Are there any quadratic/cubic etc polynomials with integer coefficients that contain an arithmetic progression of four or more?

Question

It is known that there are no four square numbers in arithmetic progression. The same goes for cube numbers, powers of four, etc. Does it follow then that there is no quadratic polynomial with integer coefficients that contain an arithmetic progression of four (or more)? Same question for cubic polynomials etc...

Answer 1

For quadratic polynomials

$\{P(x)=ax^2+bx+c:a,b,c,x\in\mathbb{Z}\}$

there are none with four values in arithmetic progression. For if there were, we would also have

$4aP+(b^2-4ac)=4a^2x^2+4abx+b^2=(2ax+b)^2$

with four values in arithmetic progression, and four integer squares in arithmetic progression do not exist.

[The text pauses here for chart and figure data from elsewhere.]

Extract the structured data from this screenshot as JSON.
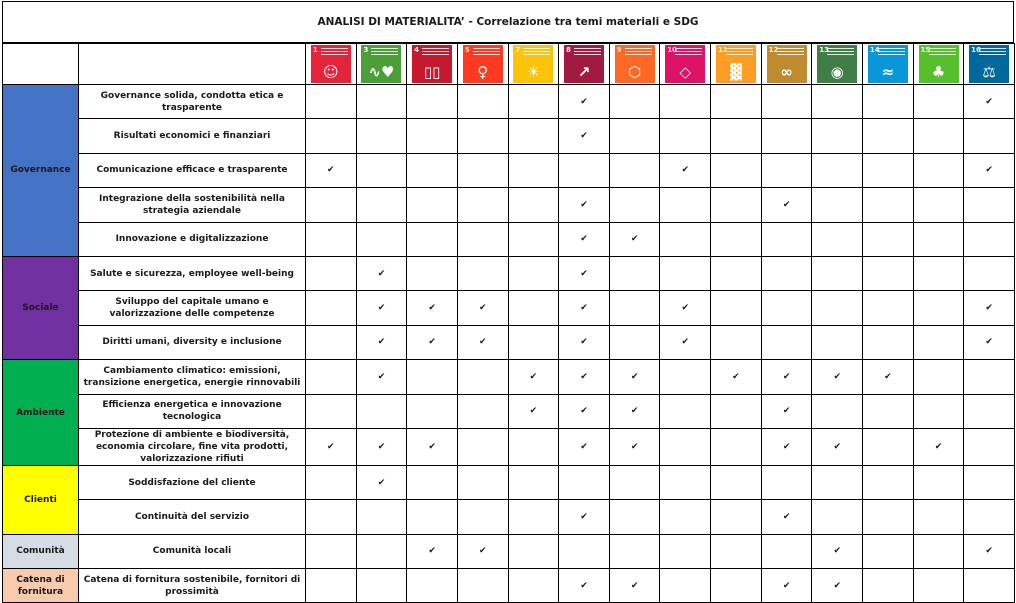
{
  "title": "ANALISI DI MATERIALITA’ - Correlazione tra temi materiali e SDG",
  "check_glyph": "✔",
  "sdgs": [
    {
      "num": "1",
      "color": "#E5243B",
      "icon": "people-icon",
      "glyph": "☺"
    },
    {
      "num": "3",
      "color": "#4C9F38",
      "icon": "heartbeat-icon",
      "glyph": "∿♥"
    },
    {
      "num": "4",
      "color": "#C5192D",
      "icon": "book-icon",
      "glyph": "▯▯"
    },
    {
      "num": "5",
      "color": "#FF3A21",
      "icon": "gender-icon",
      "glyph": "♀"
    },
    {
      "num": "7",
      "color": "#FCC30B",
      "icon": "sun-icon",
      "glyph": "☀"
    },
    {
      "num": "8",
      "color": "#A21942",
      "icon": "growth-chart-icon",
      "glyph": "↗"
    },
    {
      "num": "9",
      "color": "#FD6925",
      "icon": "cubes-icon",
      "glyph": "⬡"
    },
    {
      "num": "10",
      "color": "#DD1367",
      "icon": "equality-icon",
      "glyph": "◇"
    },
    {
      "num": "11",
      "color": "#FD9D24",
      "icon": "city-icon",
      "glyph": "▓"
    },
    {
      "num": "12",
      "color": "#BF8B2E",
      "icon": "infinity-icon",
      "glyph": "∞"
    },
    {
      "num": "13",
      "color": "#3F7E44",
      "icon": "eye-icon",
      "glyph": "◉"
    },
    {
      "num": "14",
      "color": "#0A97D9",
      "icon": "fish-icon",
      "glyph": "≈"
    },
    {
      "num": "15",
      "color": "#56C02B",
      "icon": "tree-icon",
      "glyph": "♣"
    },
    {
      "num": "16",
      "color": "#00689D",
      "icon": "dove-icon",
      "glyph": "⚖"
    }
  ],
  "categories": [
    {
      "name": "Governance",
      "color": "#4472C4",
      "themes": [
        {
          "label": "Governance solida, condotta etica e trasparente",
          "checks": [
            "8",
            "16"
          ]
        },
        {
          "label": "Risultati economici e finanziari",
          "checks": [
            "8"
          ]
        },
        {
          "label": "Comunicazione efficace e trasparente",
          "checks": [
            "1",
            "10",
            "16"
          ]
        },
        {
          "label": "Integrazione della sostenibilità nella strategia aziendale",
          "checks": [
            "8",
            "12"
          ]
        },
        {
          "label": "Innovazione e digitalizzazione",
          "checks": [
            "8",
            "9"
          ]
        }
      ]
    },
    {
      "name": "Sociale",
      "color": "#7030A0",
      "themes": [
        {
          "label": "Salute e sicurezza, employee well-being",
          "checks": [
            "3",
            "8"
          ]
        },
        {
          "label": "Sviluppo del capitale umano e valorizzazione delle competenze",
          "checks": [
            "3",
            "4",
            "5",
            "8",
            "10",
            "16"
          ]
        },
        {
          "label": "Diritti umani, diversity e inclusione",
          "checks": [
            "3",
            "4",
            "5",
            "8",
            "10",
            "16"
          ]
        }
      ]
    },
    {
      "name": "Ambiente",
      "color": "#00B050",
      "themes": [
        {
          "label": "Cambiamento climatico: emissioni, transizione energetica, energie rinnovabili",
          "checks": [
            "3",
            "7",
            "8",
            "9",
            "11",
            "12",
            "13",
            "14"
          ]
        },
        {
          "label": "Efficienza energetica e innovazione tecnologica",
          "checks": [
            "7",
            "8",
            "9",
            "12"
          ]
        },
        {
          "label": "Protezione di ambiente e biodiversità, economia circolare, fine vita prodotti, valorizzazione rifiuti",
          "checks": [
            "1",
            "3",
            "4",
            "8",
            "9",
            "12",
            "13",
            "15"
          ]
        }
      ]
    },
    {
      "name": "Clienti",
      "color": "#FFFF00",
      "themes": [
        {
          "label": "Soddisfazione del cliente",
          "checks": [
            "3"
          ]
        },
        {
          "label": "Continuità del servizio",
          "checks": [
            "8",
            "12"
          ]
        }
      ]
    },
    {
      "name": "Comunità",
      "color": "#D6DCE4",
      "themes": [
        {
          "label": "Comunità locali",
          "checks": [
            "4",
            "5",
            "13",
            "16"
          ]
        }
      ]
    },
    {
      "name": "Catena di fornitura",
      "color": "#F8CBAD",
      "themes": [
        {
          "label": "Catena di fornitura sostenibile, fornitori di prossimità",
          "checks": [
            "8",
            "9",
            "12",
            "13"
          ]
        }
      ]
    }
  ]
}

With cubic polynomials a set of four values in arithmetic progression is trivial because we can specify four function values independently, as for instance:

$P(0)=0,P(1)=9,P(2)=6,P(3)=3\implies P(x)=2x^3-12x^2+19x$

in which $P(4)=12$ and thus this cubic polynomial gives five values in arithmetic progression!

Answer 2

For fourth power polynomials this is quite possible: in fact for any four integers in arithmetic progression there exists a fourth power polynomial $f(x)$ such that, when $x$ takes the value of any of those integers, $f(x)=x$.

If $p,q,r,s$ are integers in arithmetic progression, we simply put:

$$f(x)=(x-p)(x-q)(x-r)(x-s)+x$$

Similarly for $n$th power polynomials and $n$ integers in arithmetic progression.